Jul 24, 2014

Balochistan: Worrisome Increase in Acid Attacks against Women

Within the past 24 hours, two new cases of acid aggressions were reported in Balochistan; making six young females the victims of such atrocious acts. Although it is uncertain why Baloch women are persistently targeted, these attacks definitely require more attention from the international community as women and families of the victims fear the justice system of the region and seriously lack proper protection. 

Below is an article published by The Express Tribune:

In the first attack, four women sustained minor burn injuries when they were attacked by two men outside a jewellery shop in a marketplace in the Kili Kamalo area on the outskirts of Quetta on Monday [21 July 2014]. The men used syringes to discharge the acid on the women’s faces as they emerged from the shop.

In both incidents, the perpetrators managed to flee the scene and police have not found any clues relating to the attack. No group has claimed responsibility for either incident.

According to SHO Mastung police station Nazir Ahmed Langov, 12-year-old Mawish Jamali and Sarish Jamali, 14, were shopping on Chandni Road, the main bazaar for women in the area, and were attacked on their way home.

“The victims received minor burn injuries and are in stable condition. The attack meant to terrorize the girls,” Langov told The Express Tribune. The women were admitted to Civil Hospital Mastung. Mawish has received burns to the face while Sarish has burns on her neck. Doctors said the girls would be discharged soon.

The modus operandi was the same in both attacks. Masked men appeared on motorbikes and used syringes to spray acid on the women and the girls. All victims said they had no enmity with any individual or group. They told police they had not received threats or warnings.

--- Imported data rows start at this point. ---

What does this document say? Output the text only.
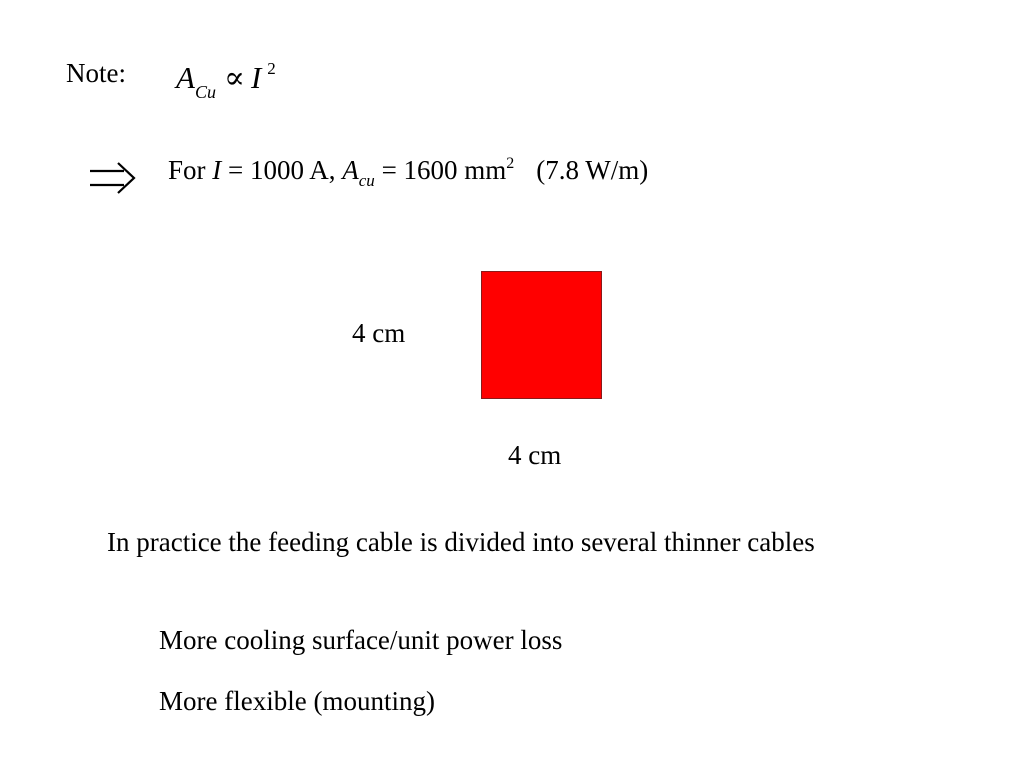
Note: $A_{Cu} \propto I$ $^2$
For I = 1000 A, $A_{cu} = 1600$ $mm^2$ (7.8 W/m)
4 cm
4 cm
In practice the feeding cable is divided into several thinner cables
More cooling surface/unit power loss
More flexible (mounting)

Officials in Quetta claim that it is difficult to trace the culprits as the families are not cooperating with the investigation. “The victims in the first attack refused to lodge an FIR and give complete statements,” Home Secretary Akbar Durrani told The Express Tribune. The two sisters attacked on Tuesday have not lodged an FIR, saying their family does not want to pursue the case. Activists say this may be due to mistrust in the justice system.

Durrani surmised that the attacks could be due to a family dispute. “Fanatical groups claim responsibility when they carry out attacks,” he said, pointing to the absence of any statement of responsibility from groups operating in the area. He said security has been beefed up across Balochistan near markets and bazaars since the first day of Ramadan. In recent years, the growing presence of religious groups has been observed by the people of Balochistan. In April 2010, three sisters aged between 14 and 20 years old were attacked as they walked from Kalat city to Pandarani village. Earlier in the month [July 2014], a group calling itself the ‘Baloch Ghairatmand Group’ claimed responsibility for a similar attack on two women in a market in Dalbandin city. The group had warned women to wear the hijab and not to visit markets unaccompanied by men from their families. In 2011, four female Baloch teachers of a private school were attacked with acid by unknown culprits in the Killi Alam area of Saryab.

Meanwhile, female employees in the area complain of receiving threatening phone calls or messages by unidentified groups. Recently, a group attacked a private school in Panjgur and warned the administrators against co-education.